True History of the Kelly Gang, by Peter Carey

I thought about opening this review with something along the lines of Ned Kelly is to Australia what Billy the Kid is to the United States, but then Ned Kelly was really too unique a character to be compared to anyone else. Australia’s most famous outlaw (known also as the man with the bucket on his head): it’s still a matter of contention today as to whether he was, in fact, villain or victim.

Carey tells the story using the actual events leading to Kelly’s capture and eventual hanging at the age of 25. Everything is from Ned’s perspective in the form of notes he made to his daughter, so that she would know his side of the story. It’s easy to forget the account is fictional, given Carey’s imaginative skill at entwining speculation with the true history.

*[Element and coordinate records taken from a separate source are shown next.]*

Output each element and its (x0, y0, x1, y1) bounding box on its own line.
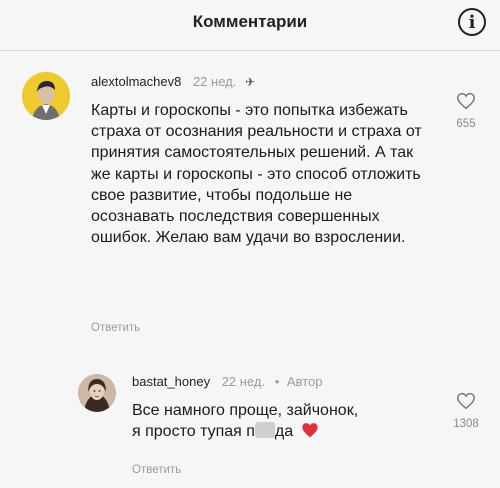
avatar[interactable] (78, 374, 116, 412)
timestamp: 22 нед. (221, 374, 266, 389)
comment-text-line: я просто тупая п да (132, 421, 432, 442)
like-count: 655 (456, 118, 476, 130)
username[interactable]: alextolmachev8 (91, 74, 181, 89)
like-control: 1308 (446, 392, 486, 430)
reply-button[interactable]: Ответить (132, 464, 181, 476)
comment-item: alextolmachev8 22 нед. ✈ Карты и гороско… (0, 60, 500, 350)
comments-header: Комментарии i (0, 0, 500, 51)
avatar[interactable] (22, 72, 70, 120)
red-heart-emoji-icon (301, 423, 318, 438)
heart-outline-icon[interactable] (456, 392, 476, 410)
pin-icon: ✈ (244, 75, 256, 89)
avatar-portrait-icon (78, 374, 116, 412)
comment-text-line: Все намного проще, зайчонок, (132, 402, 359, 419)
separator: • (274, 374, 280, 389)
avatar-portrait-icon (22, 72, 70, 120)
comment-text-part: я просто тупая п (132, 423, 255, 441)
comment-text: Все намного проще, зайчонок, я просто ту… (132, 400, 432, 442)
like-count: 1308 (453, 418, 479, 430)
comment-reply-item: bastat_honey 22 нед. • Автор Все намного… (0, 362, 500, 482)
username[interactable]: bastat_honey (132, 374, 210, 389)
reply-button[interactable]: Ответить (91, 322, 140, 334)
author-badge: Автор (286, 374, 323, 389)
comment-text-part: да (274, 423, 294, 441)
censor-blur (254, 422, 275, 439)
comment-text: Карты и гороскопы - это попытка избежать… (91, 102, 422, 247)
heart-outline-icon[interactable] (456, 92, 476, 110)
page-title: Комментарии (192, 12, 308, 31)
comment-meta: bastat_honey 22 нед. • Автор (132, 374, 322, 389)
like-control: 655 (446, 92, 486, 130)
timestamp: 22 нед. (192, 74, 237, 89)
info-icon[interactable]: i (458, 8, 486, 36)
comment-meta: alextolmachev8 22 нед. ✈ (91, 74, 255, 89)
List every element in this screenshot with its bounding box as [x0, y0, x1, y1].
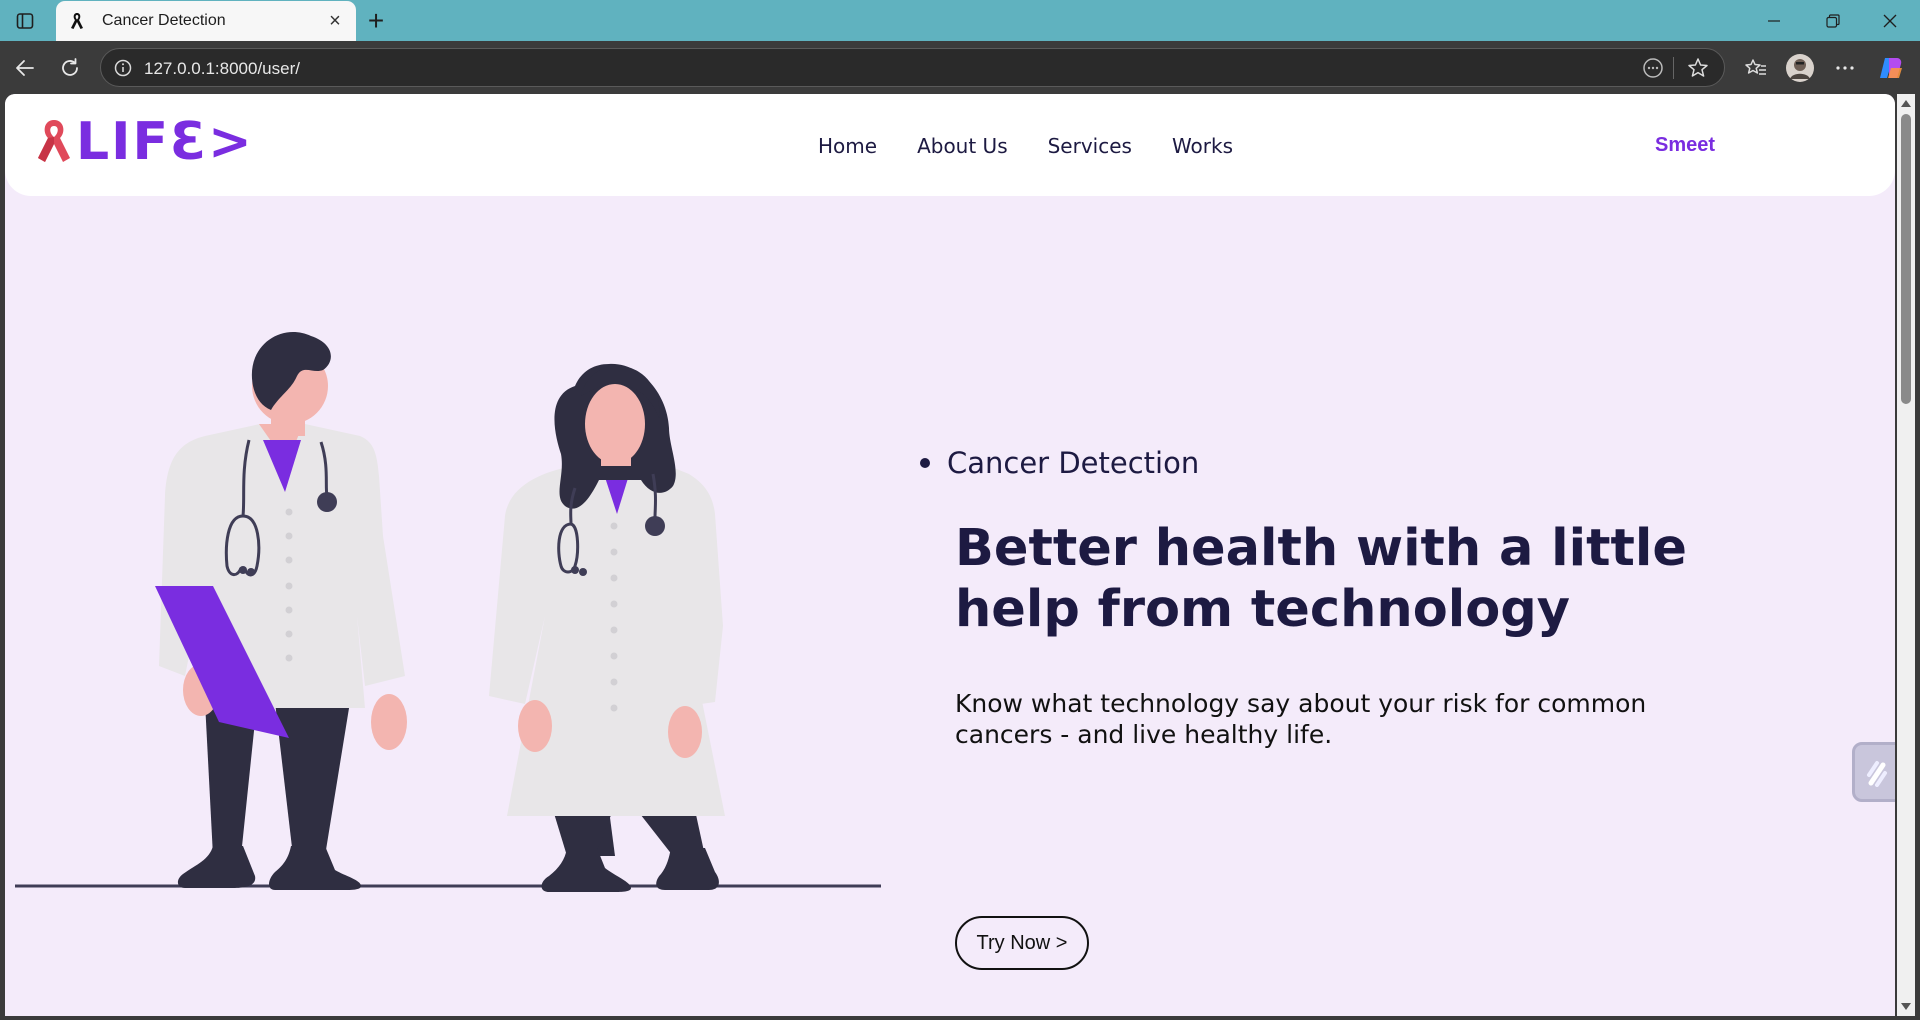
- browser-tab-active[interactable]: Cancer Detection ×: [56, 1, 356, 41]
- doctors-illustration: [15, 331, 881, 892]
- male-doctor-figure: [155, 331, 407, 890]
- nav-home[interactable]: Home: [818, 134, 877, 158]
- try-now-button[interactable]: Try Now >: [955, 916, 1089, 970]
- tab-close-icon[interactable]: ×: [324, 10, 346, 32]
- site-logo[interactable]: LIFƐ>: [36, 116, 254, 168]
- ribbon-favicon-icon: [68, 12, 86, 30]
- hero-title: Better health with a little help from te…: [955, 519, 1687, 639]
- star-icon[interactable]: [1686, 56, 1710, 80]
- new-tab-button[interactable]: +: [362, 5, 390, 36]
- logo-text: LIFƐ>: [76, 112, 254, 172]
- floating-widget-button[interactable]: [1852, 742, 1895, 802]
- sidebar-toggle-icon[interactable]: [12, 8, 38, 34]
- web-page: LIFƐ> Home About Us Services Works Smeet: [5, 94, 1895, 1016]
- lightning-icon: [1867, 761, 1887, 787]
- copilot-icon[interactable]: [1876, 53, 1906, 83]
- nav-works[interactable]: Works: [1172, 134, 1233, 158]
- hero-bullet-label: Cancer Detection: [947, 446, 1200, 480]
- browser-toolbar: 127.0.0.1:8000/user/: [0, 41, 1920, 94]
- scrollbar-thumb[interactable]: [1901, 114, 1911, 404]
- browser-tab-strip: Cancer Detection × +: [0, 0, 1920, 41]
- tab-title: Cancer Detection: [102, 12, 226, 29]
- more-icon[interactable]: [1830, 53, 1860, 83]
- url-text[interactable]: 127.0.0.1:8000/user/: [144, 59, 300, 79]
- refresh-icon[interactable]: [55, 53, 85, 83]
- scroll-down-icon[interactable]: [1901, 1003, 1911, 1010]
- main-nav: Home About Us Services Works: [818, 134, 1273, 158]
- ribbon-logo-icon: [38, 120, 70, 162]
- hero-description: Know what technology say about your risk…: [955, 689, 1647, 749]
- nav-services[interactable]: Services: [1048, 134, 1132, 158]
- hero-section: Cancer Detection Better health with a li…: [920, 446, 1820, 970]
- user-name-link[interactable]: Smeet: [1655, 134, 1715, 157]
- female-doctor-figure: [489, 363, 725, 892]
- page-scrollbar[interactable]: [1897, 94, 1915, 1016]
- nav-about-us[interactable]: About Us: [917, 134, 1008, 158]
- minimize-icon[interactable]: [1752, 6, 1796, 36]
- address-bar[interactable]: 127.0.0.1:8000/user/: [100, 48, 1725, 87]
- restore-icon[interactable]: [1811, 6, 1855, 36]
- bullet-dot-icon: [920, 458, 930, 468]
- hero-bullet-item: Cancer Detection: [920, 446, 1820, 480]
- close-icon[interactable]: [1868, 6, 1912, 36]
- info-icon[interactable]: [113, 58, 133, 78]
- page-viewport: LIFƐ> Home About Us Services Works Smeet: [0, 94, 1920, 1020]
- address-bar-divider: [1673, 57, 1674, 79]
- site-navbar: LIFƐ> Home About Us Services Works Smeet: [5, 94, 1895, 196]
- back-icon[interactable]: [10, 53, 40, 83]
- favorites-icon[interactable]: [1741, 53, 1771, 83]
- profile-avatar-icon[interactable]: [1785, 53, 1815, 83]
- scroll-up-icon[interactable]: [1901, 100, 1911, 107]
- reader-icon[interactable]: [1642, 57, 1664, 79]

The mid-to-late 1800’s in Australia were a harsh time for many, and Carey captures the language, the landscape, the era, hardships, and injustices of the time to perfection.  One particularly entertaining aspect of Carey’s storytelling is the manner in which his characters overcome the social taboo of swearing through omitted letters and the comical use of epithets. For example: “There ain’t no adjectival gold you effing b______d.”

Ned is portrayed as a man who never really stood a chance. Seen as the lowest of lows, a poor Irishman at the bottom of the social heap, Kelly’s tenuous chance at a decent life was to somehow sustain the land procured by his mother through Duffy’s Land Act of 1862. This Act enabled free selection before survey so that a man or widow could acquire a block of land between 50 and 640 acres at the cost of £1 per acre.

However, animosity between the lowly selectors attempting to eke out an existence and a constabulary persistently itching for a fight, inevitably resulted in skirmishes, imprisonments and, ultimately, in the Kelly gang’s famous, final stand.

Notorious as thieves and murderers, their final stand was nothing short of spectacular. Clad in hand-made armour, tough enough to repel bullets, they put up an heroic front. While their heads and abdomens were protected, however, their legs were not, and this proved to be Kelly’s downfall.

Carey’s True History of the Kelly Gang provides an interesting, albeit fictional, insight into early Australian life and the manner in which prejudices determined the quality and character of a person, and potentially stole their future. Villain or victim, this famous bucket head, though, made his indelible mark on history and his exploits will forever be remembered.

Peter Carey won the Booker Prize for this novel, making him the second person only to have ever received this award on two separate accounts.